Token Counting Accuracy

Token counts in the chat workbench are estimates based on the selected model's tokenizer. Actual token usage may differ slightly because:

  • Different models use different tokenization algorithms.
  • Special tokens (start/end of message markers) are counted but not visible.
  • Image or file attachments have model-specific token costs.

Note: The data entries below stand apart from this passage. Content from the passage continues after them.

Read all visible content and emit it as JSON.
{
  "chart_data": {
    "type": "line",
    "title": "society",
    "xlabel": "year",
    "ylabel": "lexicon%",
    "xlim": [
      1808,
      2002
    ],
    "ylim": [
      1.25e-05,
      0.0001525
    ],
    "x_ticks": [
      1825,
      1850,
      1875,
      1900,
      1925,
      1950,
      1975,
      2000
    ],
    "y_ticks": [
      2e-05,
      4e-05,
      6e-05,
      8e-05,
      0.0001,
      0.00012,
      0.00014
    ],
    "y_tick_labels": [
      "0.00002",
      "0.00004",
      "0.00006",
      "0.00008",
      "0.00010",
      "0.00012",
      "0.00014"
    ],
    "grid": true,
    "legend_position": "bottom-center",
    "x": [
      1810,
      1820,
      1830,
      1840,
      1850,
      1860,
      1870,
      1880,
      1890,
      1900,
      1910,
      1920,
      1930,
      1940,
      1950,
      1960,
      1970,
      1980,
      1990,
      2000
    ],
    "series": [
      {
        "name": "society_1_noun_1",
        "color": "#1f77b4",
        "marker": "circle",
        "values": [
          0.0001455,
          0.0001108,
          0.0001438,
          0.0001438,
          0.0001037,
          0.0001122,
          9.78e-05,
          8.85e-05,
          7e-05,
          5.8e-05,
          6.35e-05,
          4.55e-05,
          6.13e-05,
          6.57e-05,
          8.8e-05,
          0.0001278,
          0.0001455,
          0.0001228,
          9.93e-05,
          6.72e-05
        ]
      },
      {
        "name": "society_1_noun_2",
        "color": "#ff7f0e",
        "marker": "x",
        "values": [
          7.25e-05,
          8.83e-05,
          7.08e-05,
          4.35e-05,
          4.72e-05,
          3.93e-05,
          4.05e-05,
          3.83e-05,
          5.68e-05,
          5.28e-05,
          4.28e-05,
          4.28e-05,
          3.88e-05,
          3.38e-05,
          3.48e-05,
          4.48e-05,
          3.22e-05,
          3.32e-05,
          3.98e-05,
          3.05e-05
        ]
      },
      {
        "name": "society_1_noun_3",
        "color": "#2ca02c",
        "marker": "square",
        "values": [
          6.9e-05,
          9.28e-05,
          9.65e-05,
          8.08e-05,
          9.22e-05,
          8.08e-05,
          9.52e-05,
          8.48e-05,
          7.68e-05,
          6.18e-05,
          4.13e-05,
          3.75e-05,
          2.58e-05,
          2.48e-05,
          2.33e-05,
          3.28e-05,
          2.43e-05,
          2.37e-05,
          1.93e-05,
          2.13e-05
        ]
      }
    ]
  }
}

The token counter refreshes after each API response with the actual token count reported by the provider.

Troubleshooting

IssueSolution
Token counter shows 0Refresh the page; the counter initializes after the first message
Compression summary is too briefIncrease the summary model's max_tokens or switch to a more capable summary model
Pinned messages not preservedVerify the pin icon is active (highlighted) on the message
Context resets unexpectedlyCheck the compression threshold — it may be set too low

Layered Context Model

When the layered memory system is enabled, the token counter breakdown shows three additional lanes:

LaneDescription
Always rememberedFrozen memory facts that appear every turn (stable, tiny)
Knowledge usedRanked knowledge base assets and memories
Past session contextEpisodic recall from prior sessions

These lanes are assembled before your conversation messages and contribute to total context usage. The "Context used" panel on session detail pages shows which items from each lane were injected and can link back to their source records.

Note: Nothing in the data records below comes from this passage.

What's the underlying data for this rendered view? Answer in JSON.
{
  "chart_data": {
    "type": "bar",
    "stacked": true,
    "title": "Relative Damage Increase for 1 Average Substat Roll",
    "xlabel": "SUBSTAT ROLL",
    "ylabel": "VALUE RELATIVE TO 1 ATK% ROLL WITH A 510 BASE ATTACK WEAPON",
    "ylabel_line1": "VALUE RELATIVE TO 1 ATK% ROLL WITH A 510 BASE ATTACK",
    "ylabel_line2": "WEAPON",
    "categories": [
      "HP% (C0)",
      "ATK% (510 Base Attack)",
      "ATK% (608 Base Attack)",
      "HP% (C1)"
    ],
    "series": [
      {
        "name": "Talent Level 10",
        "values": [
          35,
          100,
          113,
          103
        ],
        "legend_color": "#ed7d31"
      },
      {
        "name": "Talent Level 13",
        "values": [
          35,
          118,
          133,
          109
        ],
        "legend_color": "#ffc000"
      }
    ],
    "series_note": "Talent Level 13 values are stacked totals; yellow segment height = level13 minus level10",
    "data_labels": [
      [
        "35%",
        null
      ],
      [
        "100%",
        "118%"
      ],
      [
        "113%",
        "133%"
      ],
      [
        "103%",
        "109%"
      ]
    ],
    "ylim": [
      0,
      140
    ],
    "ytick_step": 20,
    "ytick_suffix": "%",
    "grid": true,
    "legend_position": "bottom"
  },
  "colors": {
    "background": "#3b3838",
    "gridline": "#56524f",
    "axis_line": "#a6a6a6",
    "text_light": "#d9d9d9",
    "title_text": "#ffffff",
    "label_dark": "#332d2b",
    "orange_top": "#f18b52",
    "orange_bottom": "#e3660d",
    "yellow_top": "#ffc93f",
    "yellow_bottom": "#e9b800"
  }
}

If the combined context exceeds the model limit:

  1. The gateway first attempts a context flush (condensing older context into a summary)
  2. If that isn't enough, normal compression fires as a fallback

See Context Compression for details on the flush step.

Next steps

For AI systems

  • Canonical terms: Keeptrusts chat workbench, context window, token counter, token gauge, context compression, sliding-window, summarize mode, conversation truncation, Compression Threshold, Preserve Recent, context flush, layered context model.
  • Config names: Compression Mode (none/summarize/sliding-window), Compression Threshold (default 80%), Summary Model, Preserve Recent (default 5 pairs).
  • Context composition: System Prompt + Knowledge Base Context + Conversation History + Current Prompt + Reserved Output.
  • Best next pages: Chat History Search, Multi-Turn Policies, System Prompts.

For engineers

  • Prerequisites: a configured model with a known context window size; understanding of token–text relationship (~4 chars per token for English).
  • Validation: Send messages until token gauge turns yellow (50%) → verify color change. Trigger compression threshold → verify older messages are summarized or dropped. Check token breakdown panel for per-component counts.
  • Optimization: Start new conversations for unrelated topics; bind fewer/shorter knowledge assets; set a concise system prompt.

For leaders

  • Context management directly impacts cost — longer contexts mean higher per-message token charges.
  • Compression extends conversation usefulness without proportional cost increase.
  • Teams doing document analysis or multi-session research benefit most from tuned compression settings.
  • Monitor token consumption trends in analytics to identify teams that need larger context window models.